O Liberal solicitou a sete universidades particulares de Belém, incluindo as maiores do ramo, informação sobre os percentuais de reajuste praticados este ano e também no acumulado dos últimos cinco anos, mas nenhuma delas respondeu.

“Por lei, as escolas, universidades e faculdades têm a liberdade de praticar os seus reajustes. Elas se apoiam em três itens: gastos com pessoal, gasto com custos operacionais e o implemento didático-pedagógico, que compõem a planilha de custos. Não existe um parâmetro”, informa o supervisor técnico do Dieese-PA, economista Everson Costa.

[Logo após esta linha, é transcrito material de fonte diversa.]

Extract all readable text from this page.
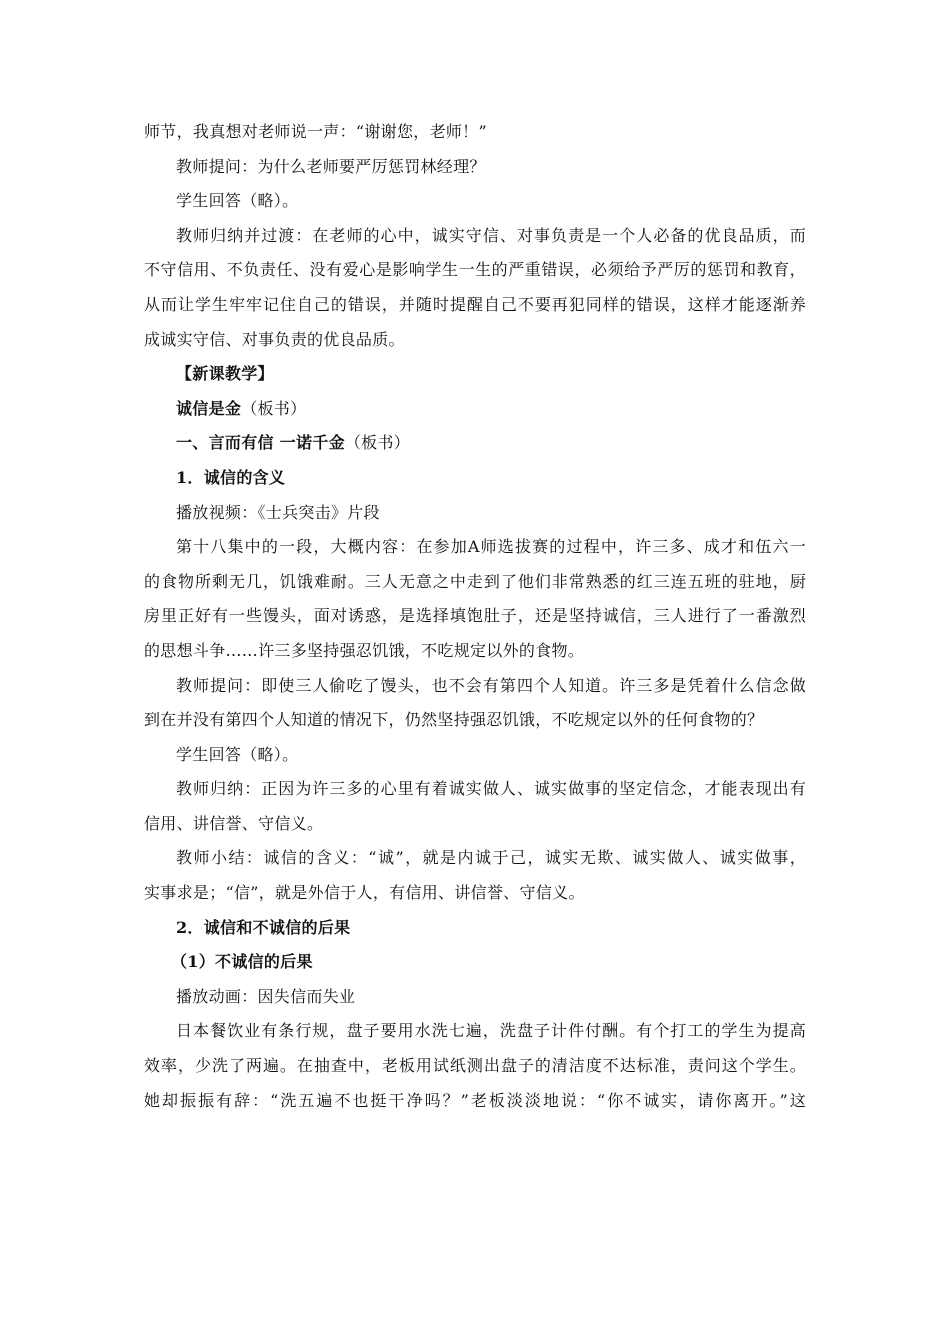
师节，我真想对老师说一声：“谢谢您，老师！”
教师提问：为什么老师要严厉惩罚林经理？
学生回答（略）。
教师归纳并过渡：在老师的心中，诚实守信、对事负责是一个人必备的优良品质，而
不守信用、不负责任、没有爱心是影响学生一生的严重错误，必须给予严厉的惩罚和教育，
从而让学生牢牢记住自己的错误，并随时提醒自己不要再犯同样的错误，这样才能逐渐养
成诚实守信、对事负责的优良品质。
【新课教学】
诚信是金（板书）
一、言而有信 一诺千金（板书）
1．诚信的含义
播放视频：《士兵突击》片段
第十八集中的一段，大概内容：在参加A师选拔赛的过程中，许三多、成才和伍六一
的食物所剩无几，饥饿难耐。三人无意之中走到了他们非常熟悉的红三连五班的驻地，厨
房里正好有一些馒头，面对诱惑，是选择填饱肚子，还是坚持诚信，三人进行了一番激烈
的思想斗争……许三多坚持强忍饥饿，不吃规定以外的食物。
教师提问：即使三人偷吃了馒头，也不会有第四个人知道。许三多是凭着什么信念做
到在并没有第四个人知道的情况下，仍然坚持强忍饥饿，不吃规定以外的任何食物的？
学生回答（略）。
教师归纳：正因为许三多的心里有着诚实做人、诚实做事的坚定信念，才能表现出有
信用、讲信誉、守信义。
教师小结：诚信的含义：“诚”，就是内诚于己，诚实无欺、诚实做人、诚实做事，
实事求是；“信”，就是外信于人，有信用、讲信誉、守信义。
2．诚信和不诚信的后果
（1）不诚信的后果
播放动画：因失信而失业
日本餐饮业有条行规，盘子要用水洗七遍，洗盘子计件付酬。有个打工的学生为提高
效率，少洗了两遍。在抽查中，老板用试纸测出盘子的清洁度不达标准，责问这个学生。
她却振振有辞：“洗五遍不也挺干净吗？”老板淡淡地说：“你不诚实，请你离开。”这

“Ao longo de muitos anos até 2016, o Dieese junto com o Procon, OAB, Associação de Pais e Alunos e outras entidades fazia um acordo que fixava o índice de reajuste das mensalidades das escolas, universidades e faculdades. Depois, a gente não teve mais esse tipo de acordo fechado, que servia de balizador para estabelecimentos e pais. O Pará era o único estado que tinha esse acordo”, recorda. Hoje, a retomada desse antigo acordo é dificultada pelo fato de boa parte das universidades e faculdades privadas pertencerem a grupos educacionais com atuação não apenas no Pará, mas em vários estados.

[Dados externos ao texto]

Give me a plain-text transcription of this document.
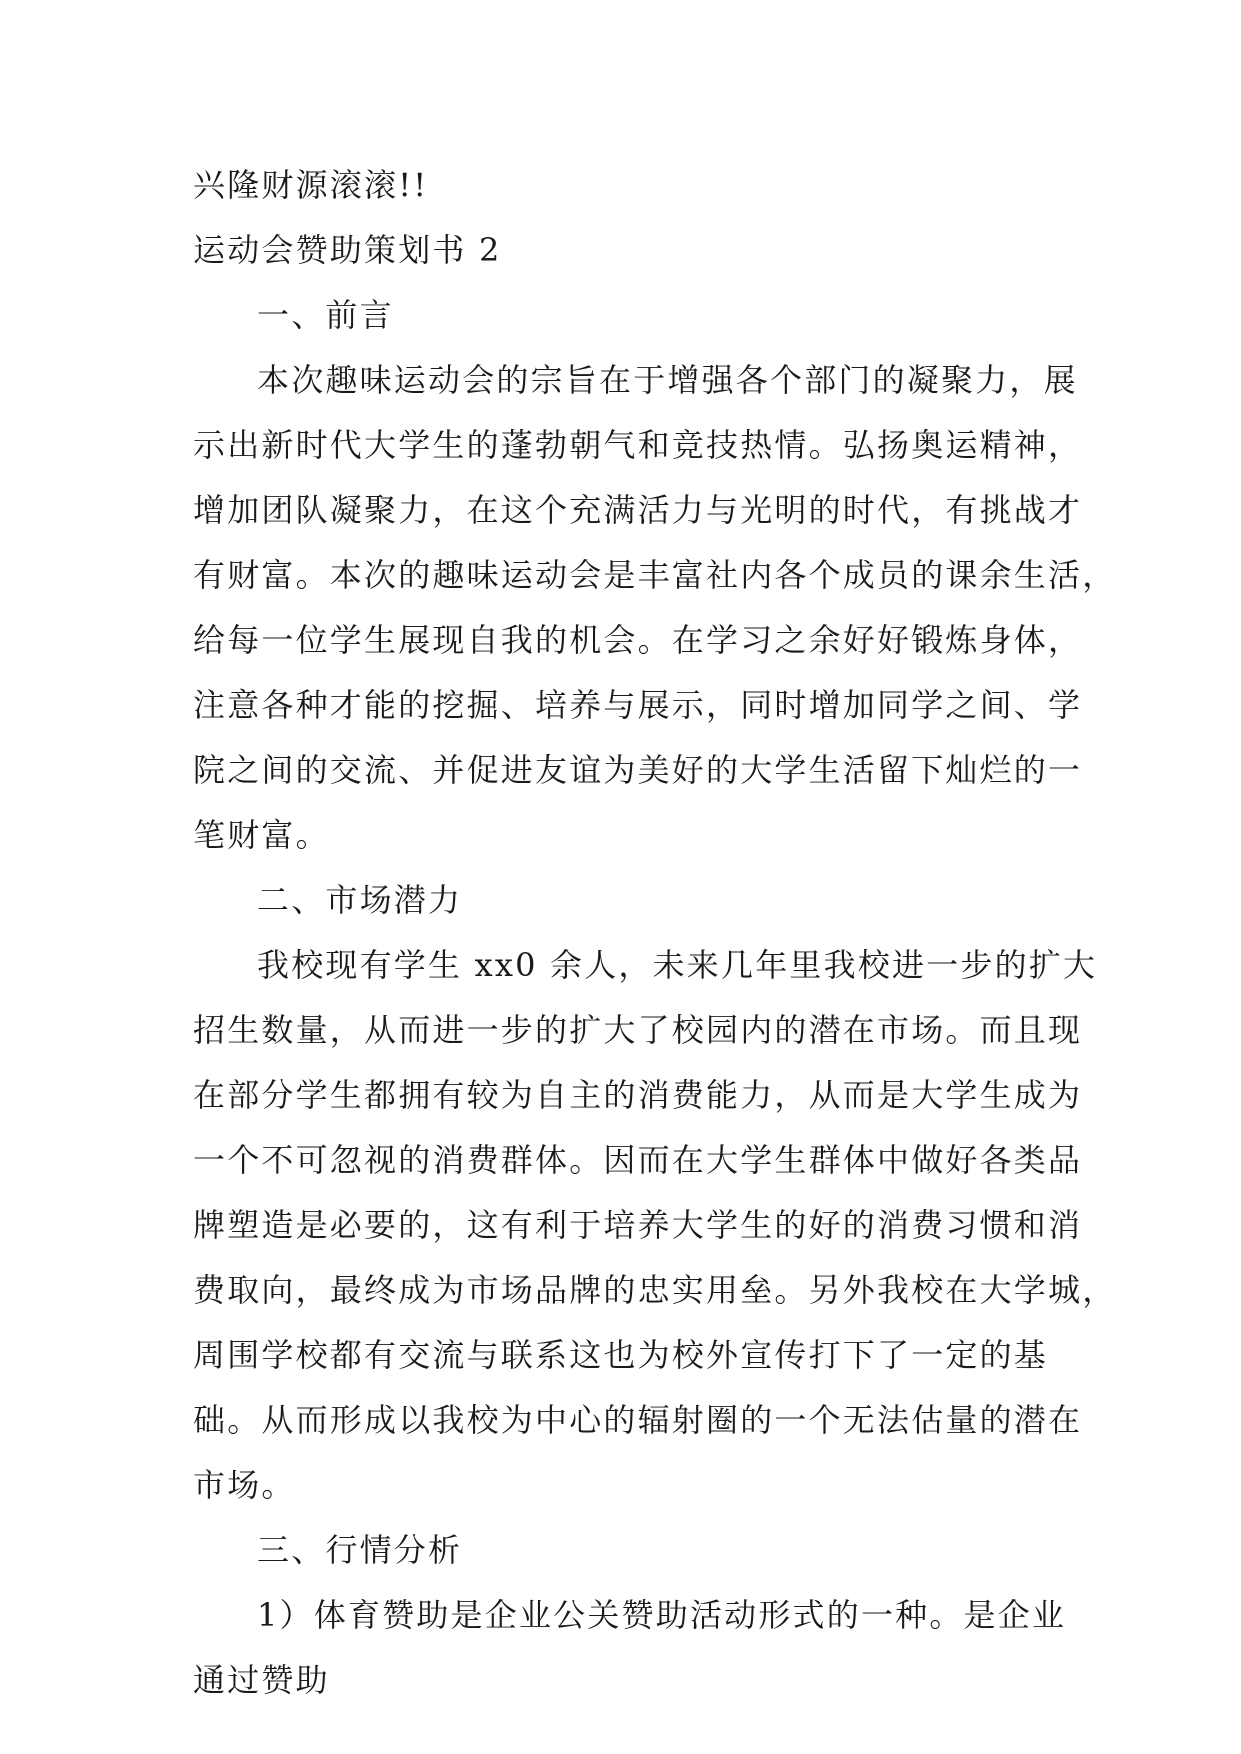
兴隆财源滚滚!!
运动会赞助策划书 2
一、前言
本次趣味运动会的宗旨在于增强各个部门的凝聚力，展
示出新时代大学生的蓬勃朝气和竞技热情。弘扬奥运精神，
增加团队凝聚力，在这个充满活力与光明的时代，有挑战才
有财富。本次的趣味运动会是丰富社内各个成员的课余生活，
给每一位学生展现自我的机会。在学习之余好好锻炼身体，
注意各种才能的挖掘、培养与展示，同时增加同学之间、学
院之间的交流、并促进友谊为美好的大学生活留下灿烂的一
笔财富。
二、市场潜力
我校现有学生 xx0 余人，未来几年里我校进一步的扩大
招生数量，从而进一步的扩大了校园内的潜在市场。而且现
在部分学生都拥有较为自主的消费能力，从而是大学生成为
一个不可忽视的消费群体。因而在大学生群体中做好各类品
牌塑造是必要的，这有利于培养大学生的好的消费习惯和消
费取向，最终成为市场品牌的忠实用垒。另外我校在大学城，
周围学校都有交流与联系这也为校外宣传打下了一定的基
础。从而形成以我校为中心的辐射圈的一个无法估量的潜在
市场。
三、行情分析
1）体育赞助是企业公关赞助活动形式的一种。是企业
通过赞助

“A reclamação foi geral quando houve o último reajuste porque esse percentual é muito pesado, o salário não subiu 10 a 12%. A inadimplência é alta, as próprias escolas e faculdades dizem isso. O acordo não existe mais, a liberdade da prática do reajuste continua e os pais que têm que dar um jeito de se defender. A melhor saída é negociar, buscar descontos e pagar em dia”, recomenda Everson.

Confira preços

O Grupo Liberal pesquisou os valores de mensalidades de alguns cursos, nos sites das universidades privadas de Belém, e encontrou valores bem acima do mencionado na pesquisa da Quero Educação/ Quero Bolsa. Confira alguns valores médios encontrados:

Medicina: 9.223,09 

Direito: Varia de R$ 854,80 a 1.621,47

Enfermagem: Varia de R$ 389,00 a 1.706,93

Engenharia civil: Varia de 1.345,90 a 2.043,07

Psicologia: De R$ 976,80 a R$1.293,25

Ciência da computação (Unama): R$871,95

Fonte: sites das universidades

*Os resultados encontrados dependem da forma de acesso do aluno (paga menos quem faz vestibular ou Enem), do turno e até mesmo do endereço da unidade escolhida. Ainda, algumas instituições oferecem financiamento e até planos de pagamento alternativo que rebaixam o valor das mensalidades.